The inquiry will identify opportunities to enhance Australia’s performance giving consideration to the implementation of recent reforms.

We need to make sure that our policy settings can support productivity growth by ensuring that the economy is flexible and is able to adapt in the face of current and future economic challenges and opportunities.

This inquiry represents a new frontier in advice for the Productivity Commission by allowing it to identify priority reform areas across all sectors of the economy. It will complement the Commission’s usual approach of inquiring into a single sector or area of government policy. 2

This new process will complement the Intergeneration Report (IGR) initiative introduced by Treasurer Costello by providing a regular and accountable process that puts forward policy answers to the questions that are posed forward by the IGR.

The Productivity Commission is due to report to Government within 12 months. Information will be available on the Productivity Commission’s website – www.pc.gov.au

TERMS OF REFERENCE

PERIODIC INQUIRY OF AUSTRALIA’S PRODUCTIVITY PERFORMANCE

I, Scott Morrison, Treasurer, pursuant to Parts 2 and 4 of the Productivity Commission Act 1998, hereby request that the Productivity Commission (the Commission) undertake an inquiry into Australia’s productivity performance and provide recommendations on productivity-enhancing reform. This inquiry will be the first of a regular series, undertaken at five-yearly intervals, to provide an overarching analysis of where Australia stands in terms of its productivity performance.

Background

Productivity growth is the main long-term driver of growth in Australian incomes and living standards.

Governments have an important influence on productivity growth, including through policies and regulations that affect investment in human and physical capital and the functioning of markets, including with respect to trade, competition and other regulatory constraints and incentives.

Policy settings can support productivity growth by ensuring that the economy is flexible, able to adapt in the face of economic challenges and opportunities, and imposes the least cost in achieving governments’ policy objectives.

It is particularly important at present that policy settings facilitate structural change and productive investment in the economy to support its transition from the resources investment boom, and promote its efficiency and competitiveness given population ageing and the evolving global economy.

The Commission will undertake an inquiry of Australia’s productivity performance and make recommendations, as necessary to support productivity growth. This task will be undertaken every five years.

Scope of the Inquiry

The Commission is to review Australia’s productivity performance and, in the light of its findings, make recommendations to assist governments to make productivity enhancing reforms.

Without limiting related matters on which the Commission may report, its report to the Government should:

1. analyse Australia’s productivity performance in both the market and non-market sectors including an assessment of the settings for productive investment in human and physical capital and how they can be improved to lift productivity;

2. examine the factors that may have affected productivity growth, including an assessment of the impact of major policy changes, if relevant; and

3. prioritise potential policy changes to improve Australian economic performance and the wellbeing of Australians by supporting greater productivity growth.

The Commission should have regard to other current or recent reviews commissioned by Australian governments relating to Australia’s productivity performance such as the Harper Competition Policy Review and include comparisons of Australia’s productivity performance with other comparable countries.

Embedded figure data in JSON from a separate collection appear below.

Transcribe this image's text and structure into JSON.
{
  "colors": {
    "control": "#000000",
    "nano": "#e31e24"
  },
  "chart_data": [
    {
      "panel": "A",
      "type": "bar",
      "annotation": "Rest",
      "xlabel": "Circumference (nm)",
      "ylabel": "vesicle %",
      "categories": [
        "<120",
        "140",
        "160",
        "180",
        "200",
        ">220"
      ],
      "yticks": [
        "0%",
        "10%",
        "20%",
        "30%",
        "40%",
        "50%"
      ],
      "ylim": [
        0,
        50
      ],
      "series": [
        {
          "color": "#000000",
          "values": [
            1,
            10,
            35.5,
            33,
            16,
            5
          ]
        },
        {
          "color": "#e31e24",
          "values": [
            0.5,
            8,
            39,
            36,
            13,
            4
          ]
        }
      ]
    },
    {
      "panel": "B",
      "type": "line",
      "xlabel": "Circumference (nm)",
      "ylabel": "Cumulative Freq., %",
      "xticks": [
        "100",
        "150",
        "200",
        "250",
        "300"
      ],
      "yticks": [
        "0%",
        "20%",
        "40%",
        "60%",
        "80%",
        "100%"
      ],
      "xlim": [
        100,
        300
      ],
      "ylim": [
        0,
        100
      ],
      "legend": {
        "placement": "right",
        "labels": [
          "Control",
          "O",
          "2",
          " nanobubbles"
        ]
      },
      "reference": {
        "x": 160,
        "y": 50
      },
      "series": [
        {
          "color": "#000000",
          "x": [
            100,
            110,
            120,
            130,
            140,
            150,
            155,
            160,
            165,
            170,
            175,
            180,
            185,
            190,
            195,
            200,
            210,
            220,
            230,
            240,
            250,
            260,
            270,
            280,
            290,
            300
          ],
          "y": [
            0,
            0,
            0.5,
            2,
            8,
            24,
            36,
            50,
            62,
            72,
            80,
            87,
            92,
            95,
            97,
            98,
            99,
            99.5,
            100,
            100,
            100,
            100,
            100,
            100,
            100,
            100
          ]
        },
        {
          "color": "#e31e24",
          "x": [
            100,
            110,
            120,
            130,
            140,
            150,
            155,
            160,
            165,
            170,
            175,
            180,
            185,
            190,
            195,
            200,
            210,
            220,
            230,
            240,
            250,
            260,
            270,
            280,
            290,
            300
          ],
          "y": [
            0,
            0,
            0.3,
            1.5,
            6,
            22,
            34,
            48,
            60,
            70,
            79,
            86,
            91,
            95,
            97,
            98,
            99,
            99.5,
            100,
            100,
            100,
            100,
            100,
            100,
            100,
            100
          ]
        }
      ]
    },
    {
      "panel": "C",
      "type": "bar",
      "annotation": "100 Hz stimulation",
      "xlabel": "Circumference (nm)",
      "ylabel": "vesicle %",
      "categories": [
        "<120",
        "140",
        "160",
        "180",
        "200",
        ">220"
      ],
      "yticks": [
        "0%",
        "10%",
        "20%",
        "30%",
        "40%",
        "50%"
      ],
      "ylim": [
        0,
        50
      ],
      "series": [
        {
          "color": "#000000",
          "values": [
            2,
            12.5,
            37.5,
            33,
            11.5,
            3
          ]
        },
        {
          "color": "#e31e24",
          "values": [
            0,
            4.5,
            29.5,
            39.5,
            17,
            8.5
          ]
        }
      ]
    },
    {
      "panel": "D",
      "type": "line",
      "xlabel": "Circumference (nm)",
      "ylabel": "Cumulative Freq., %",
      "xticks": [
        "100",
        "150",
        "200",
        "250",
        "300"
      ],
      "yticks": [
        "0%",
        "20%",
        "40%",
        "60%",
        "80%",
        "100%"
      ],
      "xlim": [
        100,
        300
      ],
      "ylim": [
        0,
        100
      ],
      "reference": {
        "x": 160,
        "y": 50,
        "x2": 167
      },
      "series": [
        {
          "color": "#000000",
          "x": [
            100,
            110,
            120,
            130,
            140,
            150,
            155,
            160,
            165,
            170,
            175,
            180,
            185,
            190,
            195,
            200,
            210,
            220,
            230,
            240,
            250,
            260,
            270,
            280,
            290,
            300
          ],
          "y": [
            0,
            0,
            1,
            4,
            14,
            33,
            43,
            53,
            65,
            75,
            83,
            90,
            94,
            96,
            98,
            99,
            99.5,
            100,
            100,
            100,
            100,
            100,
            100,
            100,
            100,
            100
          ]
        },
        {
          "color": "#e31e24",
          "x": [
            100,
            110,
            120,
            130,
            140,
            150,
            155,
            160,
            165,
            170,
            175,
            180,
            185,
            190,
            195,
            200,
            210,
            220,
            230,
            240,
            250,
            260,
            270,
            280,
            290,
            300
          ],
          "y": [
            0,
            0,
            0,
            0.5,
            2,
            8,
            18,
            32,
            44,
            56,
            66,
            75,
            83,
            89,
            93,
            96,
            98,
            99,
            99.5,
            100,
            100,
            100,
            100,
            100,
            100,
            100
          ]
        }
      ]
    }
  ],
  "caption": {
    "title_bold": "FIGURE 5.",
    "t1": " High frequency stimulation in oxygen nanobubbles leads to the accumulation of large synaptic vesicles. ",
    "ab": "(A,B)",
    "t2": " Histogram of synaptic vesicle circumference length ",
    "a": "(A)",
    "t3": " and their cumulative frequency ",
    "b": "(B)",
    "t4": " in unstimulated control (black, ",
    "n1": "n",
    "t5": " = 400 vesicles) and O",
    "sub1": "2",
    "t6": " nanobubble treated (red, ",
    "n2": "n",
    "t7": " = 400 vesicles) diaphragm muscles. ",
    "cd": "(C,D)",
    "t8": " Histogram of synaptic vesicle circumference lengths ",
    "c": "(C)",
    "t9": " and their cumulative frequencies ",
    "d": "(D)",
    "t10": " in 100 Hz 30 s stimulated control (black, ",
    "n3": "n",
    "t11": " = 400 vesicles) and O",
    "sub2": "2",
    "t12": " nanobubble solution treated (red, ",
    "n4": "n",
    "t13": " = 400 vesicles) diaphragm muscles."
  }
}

The Commission should support analysis with modelling where possible and qualitative analysis where data is not available and this is appropriate.

Process

The Commission should consult widely and undertake appropriate public consultation processes, accepting public submissions.

The Commission should consult with Commonwealth, state and territory governments.

The final report should be provided to the Government within 12 months of receipt of these terms of reference.